Australian High Commissioner to Solomon Islands, Matt Anderson said Operation RENDER SAFE 2013 is a long standing commitment by the Australian Defence Force to remove explosive remnants of war from the Pacific.

“Solomon Islands is the focus this year to continue efforts to remove ordnance left behind 68 years ago to improve the safety of daily life for Solomon Islanders,” Mr Anderson said.

“The Solomon Island Government has identified locations around Honiara and in the Russell Islands to remove unexploded remnants of war. This will be supported by information to educate Solomon Islanders about the dangers of these devices to discourage people from handling items and minimise the chance of injury.”

Commander Doug Griffiths from the Australian Mine Warfare and Clearance Diving Task Force is leading the mission.

“The operation includes around 200 personnel from the Australian navy, army and air force. They will be joined by navy clearance divers from New Zealand, United States and Canada. The mission is supported by a Royal Solomon Island Police Force Explosive Ordnance Disposal Team,” Commander Griffiths said.

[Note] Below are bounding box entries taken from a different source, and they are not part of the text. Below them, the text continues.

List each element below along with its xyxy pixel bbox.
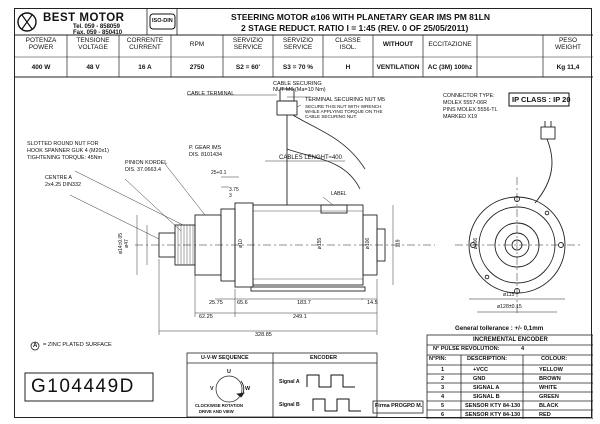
zinc-marker: A [33,343,38,349]
company-tel: Tel. 059 - 858059 [73,24,120,30]
note-slotted-nut-2: HOOK SPANNER GUK 4 (M20x1) [27,148,109,154]
encoder-table-title: INCREMENTAL ENCODER [473,337,548,343]
spec-ventilation-header: WITHOUT [382,41,414,48]
encoder-col-desc: DESCRIPTION: [467,356,508,362]
ip-class-badge: IP CLASS : IP 20 [512,95,571,104]
note-connector-pins: PINS MOLEX 5556-TL [443,107,498,113]
dim-flange: 65.6 [237,300,248,306]
note-connector-marked: MARKED X19 [443,114,478,120]
dim-motor-diameter: ø106 [365,237,372,250]
note-zinc: = ZINC PLATED SURFACE [43,342,112,348]
uvw-note-2: DRIVE AND VIEW [199,409,234,414]
note-terminal-nut-1: SECURE THIS NUT WITH WRENCH [305,104,382,109]
spec-voltage-value: 48 V [86,64,100,71]
motor-end-view [455,121,581,313]
spec-excitation-header: ECCITAZIONE [428,41,472,48]
dim-step-small: 3.75 [229,187,239,193]
dim-gear-length: 62.25 [199,314,213,320]
spec-service-s2-value: S2 = 60' [235,64,261,71]
note-cable-securing-nut: NUT M6 (Ma=10 Nm) [273,87,326,93]
dim-height: 119 [395,239,402,248]
note-terminal-nut-3: CABLE SECURING NUT. [305,114,358,119]
dim-total-length: 328.85 [255,332,272,338]
dim-pinion-diameter: ø47 [123,239,130,248]
spec-insulation-value: H [345,64,351,71]
uvw-w: W [245,386,251,392]
dim-body-diameter: ø155 [317,237,324,250]
encoder-pulse-value: 4 [521,346,525,352]
note-centre-2: 2x4.25 DIN332 [45,182,81,188]
spec-rpm-value: 2750 [189,64,205,71]
spec-service-s3-value: S3 = 70 % [282,64,314,71]
firma-value: PO M. [407,403,423,409]
note-pinion-2: DIS. 37.0663.4 [125,167,161,173]
dim-pinion-offset: 25+0.1 [211,170,227,176]
note-terminal-nut: TERMINAL SECURING NUT M5 [305,97,386,103]
encoder-signal-b: Signal B [279,402,300,408]
drawing-sheet: BEST MOTOR Tel. 059 - 858059 Fax. 059 - … [14,8,593,419]
spec-weight-value: Kg 11,4 [556,64,580,71]
dim-gear-step: 25.75 [209,300,223,306]
encoder-waveforms [306,374,361,412]
note-gear-2: DIS. 8101434 [189,152,222,158]
dim-end-bolt-circle: ø128±0.15 [497,304,522,310]
tolerance-note: General tollerance : +/- 0,1mm [455,325,544,332]
uvw-note-1: CLOCKWISE ROTATION [195,403,243,408]
dimension-lines [136,176,394,335]
dim-rear: 14.5 [367,300,378,306]
note-pinion-1: PINION KORDEL [125,160,168,166]
drawing-number: G104449D [31,376,135,397]
dim-end-diameter: ø106 [473,237,480,250]
firma-label: Firma PROG. : [375,403,412,409]
note-cables-length: CABLES LENGHT≈400 [279,155,342,161]
uvw-v: V [210,386,214,392]
drawing-subtitle: 2 STAGE REDUCT. RATIO I = 1:45 (REV. 0 O… [241,23,469,33]
encoder-pulse-label: N° PULSE REVOLUTION: [433,346,500,352]
spec-excitation-value: AC (3M) 100hz [427,64,473,71]
company-name: BEST MOTOR [43,12,125,24]
spec-ventilation-value: VENTILATION [376,64,420,71]
dim-step-three: 3 [229,193,232,199]
dim-bore-diameter: ø10 [237,239,244,248]
logo-mark [17,12,37,32]
uvw-u: U [227,369,231,375]
note-connector-type: CONNECTOR TYPE: [443,93,495,99]
note-label: LABEL [331,191,347,197]
dim-motor-body: 183.7 [297,300,311,306]
note-slotted-nut-1: SLOTTED ROUND NUT FOR [27,141,99,147]
spec-rpm-header: RPM [189,41,205,48]
leader-lines [69,94,345,240]
company-fax: Fax. 059 - 850410 [73,30,123,36]
dim-end-inner: ø115 [503,292,515,298]
uvw-title: U-V-W SEQUENCE [201,355,249,361]
spec-current-value: 16 A [138,64,152,71]
encoder-panel-title: ENCODER [310,355,337,361]
note-cable-terminal: CABLE TERMINAL [187,91,235,97]
drawing-lines [15,9,593,419]
note-slotted-nut-3: TIGHTENING TORQUE: 45Nm [27,155,102,161]
note-connector-molex: MOLEX 5557-06R [443,100,488,106]
note-gear-1: P. GEAR IMS [189,145,222,151]
note-centre-1: CENTRE A [45,175,72,181]
encoder-signal-a: Signal A [279,379,300,385]
uvw-rotation-diagram [215,375,245,403]
drawing-title: STEERING MOTOR ø106 WITH PLANETARY GEAR … [231,12,490,22]
encoder-col-pin: N°PIN: [429,356,447,362]
encoder-col-colour: COLOUR: [541,356,568,362]
note-terminal-nut-2: WHILE APPLYING TORQUE ON THE [305,109,383,114]
spec-power-value: 400 W [31,64,51,71]
iso-badge: ISO-DIN [152,18,173,24]
dim-body-length: 249.1 [293,314,307,320]
note-cable-securing: CABLE SECURING [273,81,322,87]
motor-side-view [135,88,435,292]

Three Australian Navy ships, Diamantina, Tarakan and Labuan will be involved, working alongside the Solomon Islands Pacific patrol boats.

Mr Anderson said the Operation RENDER SAFE 2013 team will work closely with the Australian-led RAMSI Participating Police Force and Royal Solomon Islands Police Force, but will also support the Australian aid program in several projects that will benefit the community.

“While the defence force personnel are in Solomon Islands, they will also undertake several community projects, including repairs to three schools in Central Province and install water tanks to provide clean water for staff and students,” Mr Anderson said.

“The Australian aid program is funding the materials for the repair work, which includes replacing internal linings of walls and ceilings, external cladding, replacing window grilles, repairs to floors and painting classrooms, as well as installing new water tanks.”

The schools being repaired are three primary and community high schools – McMahon School in Florida Islands and Nukufero and Yandina schools in Russell Islands.

A new water pump and tank will also be installed at the Christian Care Centre in Honiara to provide fresh drinking water for people at the shelter. Clearance of unexploded war remnants will also take place around the Christian Care Centre and the schools in Russell Islands.